ViewModel IsValid property

Sep 13, 2012 at 5:59 AM


I was wondering how to use the IsValid property of a ViewModel. In all the examples I can't find when it is actually set.

I want to use the property for returning if the Entity object validates. Using this to see if a command canexecute. (e.g. possible to Save the Entity).

Any idea how I can do this?

Sep 21, 2012 at 8:58 AM

The IsValid property of the ShellViewModel is set by the View via the ValidationHelper:


waf:ValidationHelper.IsEnabled=”true” waf:ValidationHelper.IsValid=”{Binding IsValid, Mode=OneWayToSource}”

The EntityController uses this information to disable the Save command when the data is not valid.

BookLibrary.Library.Applications/Controllers/EntityController.cs – See CanSave method

Nov 30, 2012 at 6:49 AM


Ok, I have worked it out. Now I know why it doesn't always work. It only validates visible controls. When you have a tabcontrol only the active tab gets validated.

Do you know what I have to do to check all tabs?

I think it has something to do with the ValidationHelper in System.Waf.Presentation, but I can't see it exactly.

Dec 4, 2012 at 5:49 PM

This is true. The WPF Validation infrastructure works only for visible elements.

You can see the same behavior in the BookLibrary sample application. Delete a book title so that a validation error occurs. The save button gets disabled. Switch to the Address book tab and see that the Save button gets enabled. If you press the save button now then a message box tells you that some validation errors still exists.

That is the way I have solved it in the BookLibrary application. I validate the domain layer before I save the objects into the database.

Maybe this approach works for you application as well.

Dec 11, 2012 at 1:28 AM


I made a few changes to the BookLibrary so that if a validation error occurs while editing a cell, all other tab items on the active tab and also all inactive tabs are disabled.  Changes are made to the Controllers, ViewModels and Views. I am happy to post the details, if interested.

Actually, there seems to be a bug on the original sample in that if you enter an invalid input in a DataGrid cell and move to another row, without correcting it, and then delete the row of that cell, then the whole DataGrid becomes uneditable and you have to restart the program.  However, if you stay on the cell in question or move back to it and delete the cell's row, the DataGrid works fine.  One approach would be to disable the Remove button on the occurrence of a validation error; but this could be undesirable as you have to correct all the errors before you can delete the corresponding row.

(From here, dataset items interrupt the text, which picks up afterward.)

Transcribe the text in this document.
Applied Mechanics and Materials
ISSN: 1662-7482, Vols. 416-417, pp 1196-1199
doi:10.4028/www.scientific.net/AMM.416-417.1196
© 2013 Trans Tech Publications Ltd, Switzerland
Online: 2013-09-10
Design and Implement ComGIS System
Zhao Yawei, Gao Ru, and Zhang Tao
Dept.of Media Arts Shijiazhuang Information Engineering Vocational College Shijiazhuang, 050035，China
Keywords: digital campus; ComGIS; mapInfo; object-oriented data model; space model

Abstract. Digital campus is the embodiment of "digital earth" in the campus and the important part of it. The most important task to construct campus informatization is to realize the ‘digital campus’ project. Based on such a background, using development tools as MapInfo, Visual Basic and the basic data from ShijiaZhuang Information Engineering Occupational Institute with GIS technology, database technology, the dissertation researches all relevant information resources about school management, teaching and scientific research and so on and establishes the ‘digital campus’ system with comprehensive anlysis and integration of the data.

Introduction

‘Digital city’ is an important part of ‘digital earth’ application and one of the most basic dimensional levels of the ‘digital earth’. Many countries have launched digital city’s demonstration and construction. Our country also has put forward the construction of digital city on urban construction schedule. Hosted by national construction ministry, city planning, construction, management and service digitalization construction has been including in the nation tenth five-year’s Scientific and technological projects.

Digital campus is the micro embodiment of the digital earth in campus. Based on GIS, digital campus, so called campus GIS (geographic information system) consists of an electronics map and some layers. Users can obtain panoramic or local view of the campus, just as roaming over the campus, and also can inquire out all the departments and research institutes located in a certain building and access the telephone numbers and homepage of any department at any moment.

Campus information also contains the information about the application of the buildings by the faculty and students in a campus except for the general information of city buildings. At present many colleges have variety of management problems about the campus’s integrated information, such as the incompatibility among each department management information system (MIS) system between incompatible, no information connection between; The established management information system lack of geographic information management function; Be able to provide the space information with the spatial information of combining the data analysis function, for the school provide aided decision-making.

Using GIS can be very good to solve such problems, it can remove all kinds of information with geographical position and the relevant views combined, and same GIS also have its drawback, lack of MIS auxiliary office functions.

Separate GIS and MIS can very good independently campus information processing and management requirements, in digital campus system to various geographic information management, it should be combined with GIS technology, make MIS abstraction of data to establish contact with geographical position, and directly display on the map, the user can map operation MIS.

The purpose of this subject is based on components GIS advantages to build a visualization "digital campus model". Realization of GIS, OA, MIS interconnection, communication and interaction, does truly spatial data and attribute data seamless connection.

Any ideas how to fix this?

Once again, a great framework!



Dec 11, 2012 at 11:25 AM
Edited Dec 11, 2012 at 11:25 AM

Hi jbe,

What you say is not a solution, it is just basic behaviour to check the data in the domain. You never know if you forgot some validation tag somewhere in your view. This said, I'm thus one of those who actually validate the whole object in the domain layer.

Probably MS has good reasons, and maybe I start to see them, to only validate the visible properties. But, I really don't want my end-user pushing a save button when I know the view can't be saved.

I build a work-around, overriding the IsValid property of my viewmodel. When the property is set to true, I always recheck the whole model with the Validator.ValidateObject method. When my Error string is empty the property will be set when not the property will not be set and thus the propertychanged event will not be raised.

Dec 14, 2012 at 4:25 PM

@Sabba: Thank you for reporting this bug.

Working with the DataGrid is a bit tricky when a cell has a parser or validation error. Because then the cell doesn’t leave the editing mode. When the ItemsSource is manipulated during this state the DataGrid might become readonly which seems to be a bug of the DataGrid.

The simplest solution would be to disable the Remove command when the DataGrid is invalid. This is already done with the Add command but I missed it to do the same for the Remove command.

private bool CanAddNewBook() { return bookViewModel.IsValid; }

The more advanced implementation would be to check if the selected row to delete is the one with the validation error. If this is the case then we need first to call:


I will fix this in one of the next versions of WAF.

Dec 19, 2012 at 4:39 PM


Thanks for your reply. I implemented your first suggestion and it works absolutely fine; but as mentioned in my previous comment, the user has to correct all the errors on a record then delete the record; not very user-friendly.

I tried your second suggestion (CancelEdit), similar to the CommitEdit event handler; but couldn't get it working: bookTable.CancelEdit(DataGridEditingUnit.Row).

I will wait till you fix the problem or if you give me a lead to try.